Aminata et Tonton Léopold

Aminata s’assoupit : voilà des heures qu’elle vend les beignets de sa maman dans les rues de Joal, il se fait tard.

C’est une adolescente : chez les filles, il y a des détails qui ne trompent pas. Peu à peu, elle s’endort, elle rêve…

Apparaît un homme âgé, vêtu d’un uniforme vert bizarre, une épée au côté. Avant qu’elle ait le temps d’être effrayée, il lui sourit, et lui dit :

Bonjour Aminata !

Comment que vous savez mon nom ? 

A Joal, tout le monde t’a croisée, tout le monde connaît ton nom.

Ah bon, et vous, comment c’est ton nom ?

Léopold Sédar, mais appelle-moi Léopold, c’est plus simple.

Tu peux même m’appeler Tonton Léopold : je suis né à Joal moi aussi. Ce serait bien rare qu’une de tes grand-tantes ne soit pas une de mes petites nièces.  

C’est quoi ces habits même ? Et cette épée ? Tu vas me faire du mal ? Je vais crier pour appeler maman !

Mais non, petite sotte, c’est un habit d’apparat.

Ca sert à quoi d’abord ? A attraper les rats ?

Léopold éclate de rire. 

Mais dis-moi, Aminata, n’as-tu pas été à l’école ?

Bof, un peu, un peu ! deux ans je crois

Tu sais quand même lire et écrire ?

Bof, un peu, un peu.

Alors, on fait un test : tu écris, et il lui tend un calepin et un stylo.
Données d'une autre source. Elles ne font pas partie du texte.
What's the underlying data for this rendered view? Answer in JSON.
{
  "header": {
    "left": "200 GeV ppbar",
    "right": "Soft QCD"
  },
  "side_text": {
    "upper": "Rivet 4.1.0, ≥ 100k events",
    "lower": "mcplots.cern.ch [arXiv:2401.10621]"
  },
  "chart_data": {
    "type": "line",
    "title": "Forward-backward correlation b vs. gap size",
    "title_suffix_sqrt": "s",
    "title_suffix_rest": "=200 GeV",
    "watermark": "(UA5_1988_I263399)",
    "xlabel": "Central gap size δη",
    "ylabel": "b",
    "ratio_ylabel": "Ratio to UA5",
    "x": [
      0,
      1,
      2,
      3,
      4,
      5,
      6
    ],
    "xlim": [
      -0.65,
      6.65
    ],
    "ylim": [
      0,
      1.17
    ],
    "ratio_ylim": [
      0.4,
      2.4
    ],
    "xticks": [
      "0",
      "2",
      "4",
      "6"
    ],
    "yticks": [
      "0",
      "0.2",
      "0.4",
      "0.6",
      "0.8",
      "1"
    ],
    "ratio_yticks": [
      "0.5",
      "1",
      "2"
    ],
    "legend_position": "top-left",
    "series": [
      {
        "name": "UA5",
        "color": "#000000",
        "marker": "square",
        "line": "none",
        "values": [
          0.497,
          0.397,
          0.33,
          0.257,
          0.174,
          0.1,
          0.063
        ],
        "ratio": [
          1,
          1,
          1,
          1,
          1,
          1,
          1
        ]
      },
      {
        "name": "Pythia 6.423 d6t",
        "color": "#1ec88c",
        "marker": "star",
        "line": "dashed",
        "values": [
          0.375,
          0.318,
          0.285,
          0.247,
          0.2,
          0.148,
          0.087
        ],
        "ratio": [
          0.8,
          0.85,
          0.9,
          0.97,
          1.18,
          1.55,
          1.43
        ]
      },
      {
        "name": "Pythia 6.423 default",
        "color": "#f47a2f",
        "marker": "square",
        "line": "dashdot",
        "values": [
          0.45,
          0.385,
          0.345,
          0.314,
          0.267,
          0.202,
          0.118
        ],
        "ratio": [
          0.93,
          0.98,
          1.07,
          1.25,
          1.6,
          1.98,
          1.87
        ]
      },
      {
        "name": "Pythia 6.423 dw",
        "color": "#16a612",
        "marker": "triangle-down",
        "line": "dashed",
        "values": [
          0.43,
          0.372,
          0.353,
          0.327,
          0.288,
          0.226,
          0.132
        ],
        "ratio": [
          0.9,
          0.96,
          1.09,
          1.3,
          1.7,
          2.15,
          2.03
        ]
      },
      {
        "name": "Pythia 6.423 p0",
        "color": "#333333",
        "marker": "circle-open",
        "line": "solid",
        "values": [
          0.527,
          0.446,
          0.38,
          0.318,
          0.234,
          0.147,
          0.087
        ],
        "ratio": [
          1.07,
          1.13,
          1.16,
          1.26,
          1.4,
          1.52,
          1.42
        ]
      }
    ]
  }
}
Tu connais la chanson : « Maman est en haut, qui fait du gâteau, Papa est en bas qui fait du chocolat » ?

Bof, un peu un peu. Elle prend le stylo, et voilà le résultat :

« Man et en o, y fait du gato, Pa et en ba, y fait du choco »

Léopold est atterré : à quoi sert l’Education nationale qu’il a tant soutenue ?

Au fond, Aminata, tu n’es qu’un déchet scolaire.

C’est quoi ça d’abord ? Vous en êtes un autre ! A quoi qu’elle vous sert, votre épée, à attraper les rats ?

Aminata, l’école de la République, c’est l’avenir des enfants, l’avenir de la Nation.

Ah bon, Tonton Léopold, moi, mon école, c’est celle de la rue.